Using LSTMCell for sequence to sequence encoder-decoder

Here is a summary of my attempt at a sequence-to-sequence autoencoder. This image was taken from this paper: https://arxiv.org/pdf/1607.00148.pdf
enter image description here

What I have found is that I can implement this if my decoder only has a single layer. This is because the final hidden state of the encoder half is shaped like (num_layers, batch_size, emb_size), where emb_size == hidden_size of nn.LSTM layer.

Here is a functioning code snippet:

# Standalone trial of encode-decode process:
batch_size = 1
seq_len = 3
n_features = 20
emb_size = 10
n_layers = 1

# generate random sequence of numbers
seq = np.random.randn(batch_size, seq_len, n_features)
seq = torch.tensor(seq).float()

# pass sequence through LSTM and get final hidden state
enc_lstm = nn.LSTM(n_features, emb_size, n_layers, batch_first=True)
out, hs_enc = enc_lstm(seq)

# unsqueeze first dimension of hidden state:
hs_enc = tuple([h.squeeze(0) for h in hs_enc])

# initialize LSTM Cell with encoder hidden state:
dec_cell = nn.LSTMCell(emb_size, emb_size)
hs_3 = dec_cell(hs_enc[0], hs_enc)

# reconstruct element x_i of original sequence:
dense = nn.Linear(emb_size, n_features)
x_3 = dense(hs_3[0])
x_3.shape # 

But here I run into a problem.
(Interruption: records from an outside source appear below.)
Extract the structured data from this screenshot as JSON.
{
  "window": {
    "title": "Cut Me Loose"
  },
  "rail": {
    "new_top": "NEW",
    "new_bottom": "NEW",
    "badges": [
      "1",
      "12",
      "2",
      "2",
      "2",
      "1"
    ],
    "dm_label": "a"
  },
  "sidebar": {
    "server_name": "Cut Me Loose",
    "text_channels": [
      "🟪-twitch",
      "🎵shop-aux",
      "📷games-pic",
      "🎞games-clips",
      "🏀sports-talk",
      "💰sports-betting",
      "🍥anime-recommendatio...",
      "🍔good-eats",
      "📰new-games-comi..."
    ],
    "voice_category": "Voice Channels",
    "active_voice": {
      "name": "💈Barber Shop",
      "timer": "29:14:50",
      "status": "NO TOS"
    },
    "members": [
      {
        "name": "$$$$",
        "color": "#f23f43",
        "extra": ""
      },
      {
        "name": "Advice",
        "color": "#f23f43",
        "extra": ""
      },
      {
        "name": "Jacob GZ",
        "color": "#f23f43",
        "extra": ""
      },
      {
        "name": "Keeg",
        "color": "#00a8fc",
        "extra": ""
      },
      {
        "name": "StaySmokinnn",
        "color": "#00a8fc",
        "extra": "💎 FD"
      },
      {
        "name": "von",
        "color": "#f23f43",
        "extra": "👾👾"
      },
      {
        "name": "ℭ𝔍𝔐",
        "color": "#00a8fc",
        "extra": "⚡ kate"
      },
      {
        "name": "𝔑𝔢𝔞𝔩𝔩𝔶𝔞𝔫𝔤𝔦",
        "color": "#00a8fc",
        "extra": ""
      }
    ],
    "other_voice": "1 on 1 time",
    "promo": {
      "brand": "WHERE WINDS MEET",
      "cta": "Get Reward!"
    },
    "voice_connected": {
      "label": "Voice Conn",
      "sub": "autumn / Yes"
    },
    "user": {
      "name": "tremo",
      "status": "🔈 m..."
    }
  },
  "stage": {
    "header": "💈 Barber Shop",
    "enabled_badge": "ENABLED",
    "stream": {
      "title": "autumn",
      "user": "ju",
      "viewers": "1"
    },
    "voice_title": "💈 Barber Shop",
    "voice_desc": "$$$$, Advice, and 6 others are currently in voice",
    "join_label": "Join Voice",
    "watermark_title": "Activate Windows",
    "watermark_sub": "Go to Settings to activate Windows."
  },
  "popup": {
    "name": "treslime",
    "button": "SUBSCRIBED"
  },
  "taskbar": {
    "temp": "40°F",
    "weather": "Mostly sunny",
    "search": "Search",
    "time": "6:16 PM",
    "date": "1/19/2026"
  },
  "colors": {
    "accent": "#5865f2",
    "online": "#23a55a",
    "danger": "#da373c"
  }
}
According to the diagram, x_3 and the new hidden state hs_3 should be passed to the LSTM cell to get hs_2… but x_3 has shape (batch_size, n_features), which can’t really be resized to fit (batch_size, input_size).

hs_2 = dec_cell(x_3, hs_3)
x_2 = dense(hs_2[0])

RuntimeError: input has inconsistent input_size: got 20, expected 10

Well, that’s because x_3 is an element of the original time series and contains 20 features… So what do I do?